Open-ended questions. Recommended canonicalization: "llm_judge" or "embedding".

Parameters:

Parameter Description
n Subsample to n questions. None returns all.
seed Random seed for reproducible subsampling.
data Pre-loaded data rows (list of dicts). Useful for testing without downloading.

Reporting

Functions for outputting certification results. Import from trustgate.reporting.

trustgate.reporting.console.print_certification_result

trustgate.reporting.console.print_certification_result(
    result: CertificationResult,
    verbose: bool = False,
    console: Console | None = None,
) -> None

Print a formatted certification result table to the terminal using Rich. Shows reliability level, M*, coverage metrics, capability gap, and a PASS/UNCERTAIN status indicator.

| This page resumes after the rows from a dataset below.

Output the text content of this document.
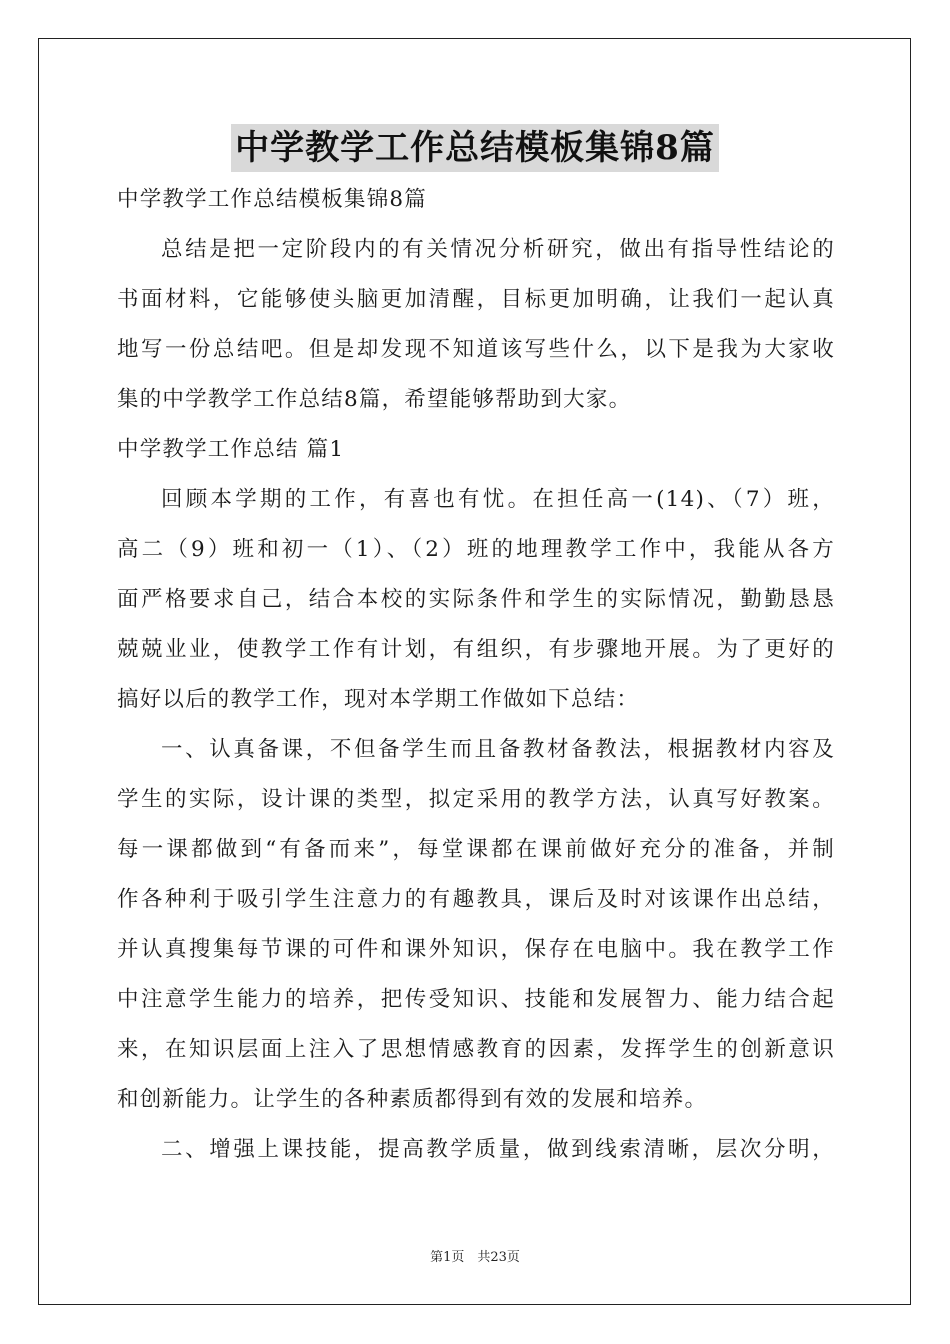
中学教学工作总结模板集锦8篇
中学教学工作总结模板集锦8篇
总结是把一定阶段内的有关情况分析研究，做出有指导性结论的
书面材料，它能够使头脑更加清醒，目标更加明确，让我们一起认真
地写一份总结吧。但是却发现不知道该写些什么，以下是我为大家收
集的中学教学工作总结8篇，希望能够帮助到大家。
中学教学工作总结 篇1
回顾本学期的工作，有喜也有忧。在担任高一(14)、（7）班，
高二（9）班和初一（1）、（2）班的地理教学工作中，我能从各方
面严格要求自己，结合本校的实际条件和学生的实际情况，勤勤恳恳
兢兢业业，使教学工作有计划，有组织，有步骤地开展。为了更好的
搞好以后的教学工作，现对本学期工作做如下总结：
一、认真备课，不但备学生而且备教材备教法，根据教材内容及
学生的实际，设计课的类型，拟定采用的教学方法，认真写好教案。
每一课都做到“有备而来”，每堂课都在课前做好充分的准备，并制
作各种利于吸引学生注意力的有趣教具，课后及时对该课作出总结，
并认真搜集每节课的可件和课外知识，保存在电脑中。我在教学工作
中注意学生能力的培养，把传受知识、技能和发展智力、能力结合起
来，在知识层面上注入了思想情感教育的因素，发挥学生的创新意识
和创新能力。让学生的各种素质都得到有效的发展和培养。
二、增强上课技能，提高教学质量，做到线索清晰，层次分明，
第1页　共23页
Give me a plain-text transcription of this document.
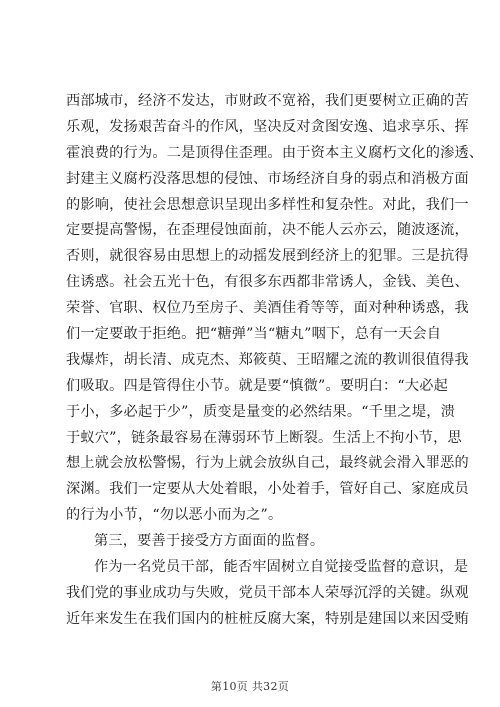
西部城市，经济不发达，市财政不宽裕，我们更要树立正确的苦
乐观，发扬艰苦奋斗的作风，坚决反对贪图安逸、追求享乐、挥
霍浪费的行为。二是顶得住歪理。由于资本主义腐朽文化的渗透、
封建主义腐朽没落思想的侵蚀、市场经济自身的弱点和消极方面
的影响，使社会思想意识呈现出多样性和复杂性。对此，我们一
定要提高警惕，在歪理侵蚀面前，决不能人云亦云，随波逐流，
否则，就很容易由思想上的动摇发展到经济上的犯罪。三是抗得
住诱惑。社会五光十色，有很多东西都非常诱人，金钱、美色、
荣誉、官职、权位乃至房子、美酒佳肴等等，面对种种诱惑，我
们一定要敢于拒绝。把“糖弹”当“糖丸”咽下，总有一天会自
我爆炸，胡长清、成克杰、郑筱萸、王昭耀之流的教训很值得我
们吸取。四是管得住小节。就是要“慎微”。要明白：“大必起
于小，多必起于少”，质变是量变的必然结果。“千里之堤，溃
于蚁穴”，链条最容易在薄弱环节上断裂。生活上不拘小节，思
想上就会放松警惕，行为上就会放纵自己，最终就会滑入罪恶的
深渊。我们一定要从大处着眼，小处着手，管好自己、家庭成员
的行为小节，“勿以恶小而为之”。
第三，要善于接受方方面面的监督。
作为一名党员干部，能否牢固树立自觉接受监督的意识，是
我们党的事业成功与失败，党员干部本人荣辱沉浮的关键。纵观
近年来发生在我们国内的桩桩反腐大案，特别是建国以来因受贿
第10页 共32页
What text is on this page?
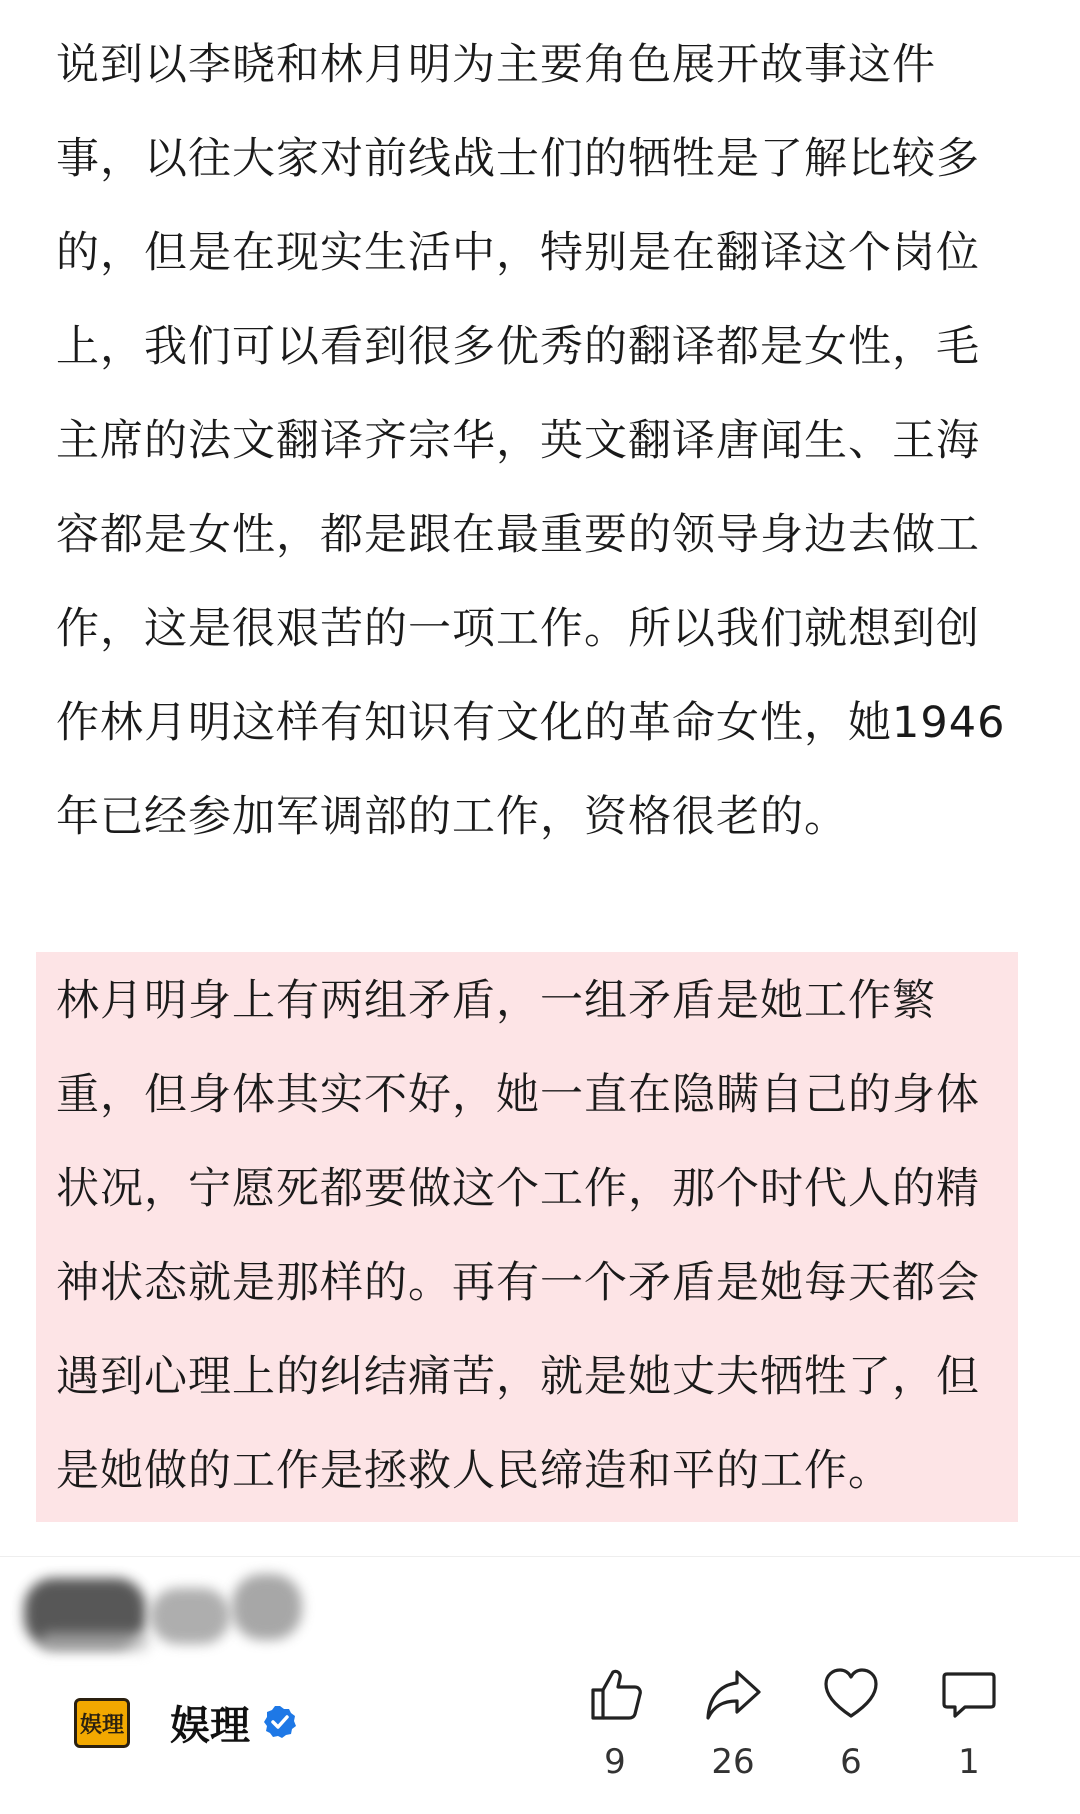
说到以李晓和林月明为主要角色展开故事这件
事，以往大家对前线战士们的牺牲是了解比较多
的，但是在现实生活中，特别是在翻译这个岗位
上，我们可以看到很多优秀的翻译都是女性，毛
主席的法文翻译齐宗华，英文翻译唐闻生、王海
容都是女性，都是跟在最重要的领导身边去做工
作，这是很艰苦的一项工作。所以我们就想到创
作林月明这样有知识有文化的革命女性，她1946
年已经参加军调部的工作，资格很老的。
林月明身上有两组矛盾，一组矛盾是她工作繁
重，但身体其实不好，她一直在隐瞒自己的身体
状况，宁愿死都要做这个工作，那个时代人的精
神状态就是那样的。再有一个矛盾是她每天都会
遇到心理上的纠结痛苦，就是她丈夫牺牲了，但
是她做的工作是拯救人民缔造和平的工作。
娱理 娱理
9	26	6	1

When verbose=True, also prints a per-alpha coverage breakdown table.


trustgate.reporting.console.print_comparison_result

trustgate.reporting.console.print_comparison_result(
    results: list[tuple[str, CertificationResult]],
    console: Console | None = None,
) -> None

Print a side-by-side comparison table for multiple models. Shows reliability, M*, coverage, conditional coverage, capability gap, and K used for each model.


trustgate.reporting.json_export.export_json

trustgate.reporting.json_export.export_json(
    result: CertificationResult,
    path: str | None = None,
) -> str

Export a certification result as a JSON string. If path is provided, also writes the JSON to that file. Always returns the JSON string.

The JSON includes a trustgate_version field and a UTC timestamp.


trustgate.reporting.csv_export.export_csv

trustgate.reporting.csv_export.export_csv(
    result: CertificationResult,
    path: str | None = None,
) -> str

Export a certification result as a CSV string. If path is provided, also writes the CSV to that file. Always returns the CSV string.

The first row contains summary metrics. If per_item data is present, additional rows with per-question diagnostics are appended after a blank separator row.